Contudo, uma embaixada pode perder essas protecções se for utilizada para fins militares, como acontece com escolas, casas e outros edifícios civis durante tempos de guerra. Esta seria, em primeiro lugar, uma questão fundamental sobre se o conflito em si é legal: o direito internacional proíbe geralmente o uso da força contra outro Estado soberano, excepto em legítima defesa.

Um porta-voz militar israelense, contra-almirante Daniel Hagari não confirmou nem negou o papel de Israel no ataque, mas disse à CNN que o ataque tinha como alvo “um edifício militar das Forças Quds disfarçado de edifício civil em Damasco”.

Um membro da Guarda Revolucionária, que supervisiona a Força Quds, disse ao Times que o ataque de segunda-feira tinha como alvo uma reunião em que funcionários da inteligência iraniana e militantes palestinos discutiam a guerra em Gaza. Entre eles estavam líderes da Jihad Islâmica Palestina, um grupo armado e financiado pelo Irão.

Há muito que o Irão confundiu os limites entre as suas missões diplomáticas e as suas operações militares no Médio Oriente. Seleciona os seus embaixadores no Iraque, na Síria, no Líbano e no Iémen — países que constituem o “eixo da resistência” — entre os comandantes das Forças Quds, o ramo externo do Corpo da Guarda Revolucionária, e não entre os seus diplomatas de carreira. Em 2021, Mohammad Javad Zarif, então ministro dos Negócios Estrangeiros do Irão, disse numa gravação que vazou que a política externa do Irão na região é determinada pelas suas operações militares no terreno e não pela diplomacia tradicional definida pelo Ministério dos Negócios Estrangeiros.

Se o ataque tivesse como alvo indivíduos envolvidos em operações militares contra Israel, inclusive através de um grupo armado por procuração, isso provavelmente significaria que o edifício era um alvo militar legítimo, disse Shany.

Israel está envolvido numa guerra paralela com o Irão há anos, que incluiu vários assassinatos de líderes militares e cientistas nucleares iranianos.

O Irão também arma e financia o Hezbollah, uma milícia libanesa, que tem bombardeado o norte de Israel, e que também tem presença na Síria.

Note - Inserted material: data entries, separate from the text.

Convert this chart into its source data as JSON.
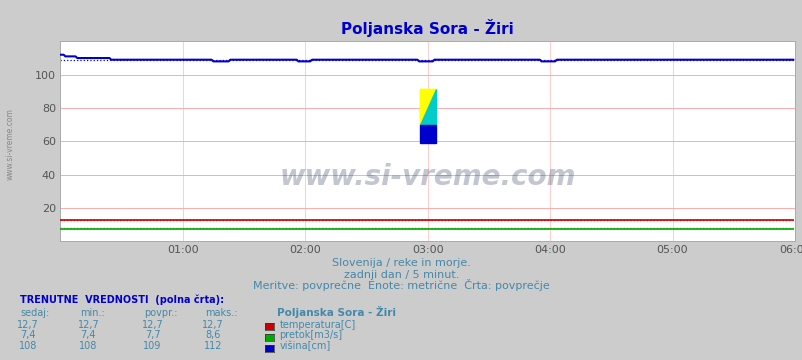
{
  "title": "Poljanska Sora - Žiri",
  "title_color": "#0000cc",
  "bg_color": "#cccccc",
  "plot_bg_color": "#ffffff",
  "watermark": "www.si-vreme.com",
  "subtitle1": "Slovenija / reke in morje.",
  "subtitle2": "zadnji dan / 5 minut.",
  "subtitle3": "Meritve: povprečne  Enote: metrične  Črta: povprečje",
  "subtitle_color": "#4488aa",
  "xticks": [
    "01:00",
    "02:00",
    "03:00",
    "04:00",
    "05:00",
    "06:00"
  ],
  "n_points": 432,
  "ylim": [
    0,
    120
  ],
  "yticks": [
    20,
    40,
    60,
    80,
    100
  ],
  "grid_color_h": "#ffaaaa",
  "grid_color_v": "#ffcccc",
  "temperatura_color": "#cc0000",
  "pretok_color": "#00aa00",
  "visina_color": "#0000cc",
  "temperatura_value": "12,7",
  "temperatura_min": "12,7",
  "temperatura_avg": "12,7",
  "temperatura_max": "12,7",
  "pretok_value": "7,4",
  "pretok_min": "7,4",
  "pretok_avg": "7,7",
  "pretok_max": "8,6",
  "visina_value": "108",
  "visina_min": "108",
  "visina_avg": "109",
  "visina_max": "112",
  "table_header_color": "#0000cc",
  "table_label_color": "#4488aa",
  "table_value_color": "#4488aa",
  "left_label": "www.si-vreme.com"
}
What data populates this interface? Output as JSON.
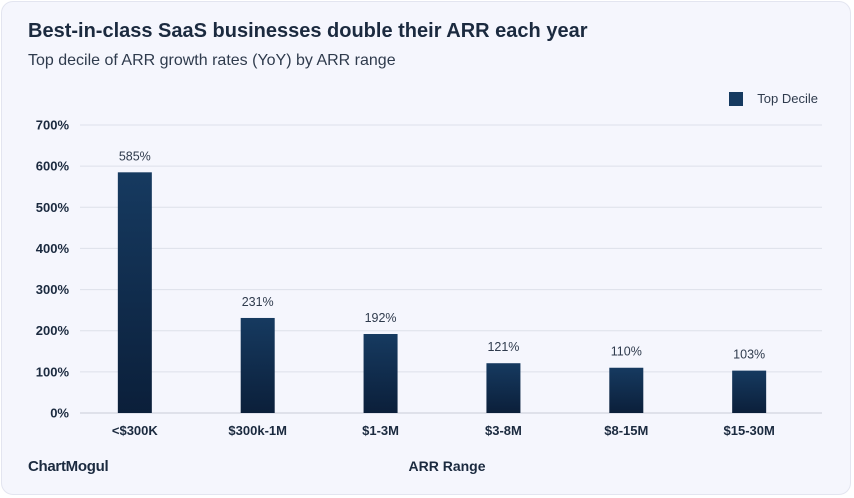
{
  "title": "Best-in-class SaaS businesses double their ARR each year",
  "subtitle": "Top decile of ARR growth rates (YoY) by ARR range",
  "brand": "ChartMogul",
  "colors": {
    "bar_top": "#163a60",
    "bar_bottom": "#0b1f3a",
    "grid": "#dde0ea",
    "background": "#f5f6fd"
  },
  "chart_data": {
    "type": "bar",
    "categories": [
      "<$300K",
      "$300k-1M",
      "$1-3M",
      "$3-8M",
      "$8-15M",
      "$15-30M"
    ],
    "series": [
      {
        "name": "Top Decile",
        "values": [
          585,
          231,
          192,
          121,
          110,
          103
        ]
      }
    ],
    "data_labels": [
      "585%",
      "231%",
      "192%",
      "121%",
      "110%",
      "103%"
    ],
    "xlabel": "ARR Range",
    "ylabel": "",
    "ylim": [
      0,
      700
    ],
    "yticks": [
      0,
      100,
      200,
      300,
      400,
      500,
      600,
      700
    ],
    "ytick_labels": [
      "0%",
      "100%",
      "200%",
      "300%",
      "400%",
      "500%",
      "600%",
      "700%"
    ],
    "grid": true,
    "legend_position": "top-right"
  }
}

O direito internacional ainda exigiria que um ataque fosse proporcional: o ganho militar esperado teria de compensar os danos causados ​​aos civis e aos bens civis, incluindo edifícios. O embaixador do Irão na Síria, Hossein Akbari, disse à televisão estatal que nenhum civil foi morto no ataque de segunda-feira.

Neste caso, Israel usou a força contra dois estados: o Irão, cujo complexo da embaixada e generais foram alvo, e a Síria, o país onde a embaixada estava localizada.

“Um ataque aéreo israelense realizado na Síria sem o seu consentimento seria uma violação do Artigo 2 (4) da Carta das Nações Unidas, que proíbe um Estado de usar a força contra a integridade territorial ou a independência política de qualquer outro Estado”, disse Sari. o professor em Exeter. “A menos que Israel fosse capaz de justificar qualquer ataque aéreo como um ato de autodefesa, seria uma violação do direito internacional.”

Há um debate entre os especialistas jurídicos sobre como e quando a lei de legítima defesa pode justificar ataques no território de terceiros países, disse Shany. É uma questão de direito internacional até que ponto se pode realmente globalizar a sua campanha e realmente levá-la ao território de terceiros países”, disse ele. “Até certo ponto, a guerra global contra o terrorismo levantou questões semelhantes. Até que ponto é possível visar recursos militares em países terceiros?”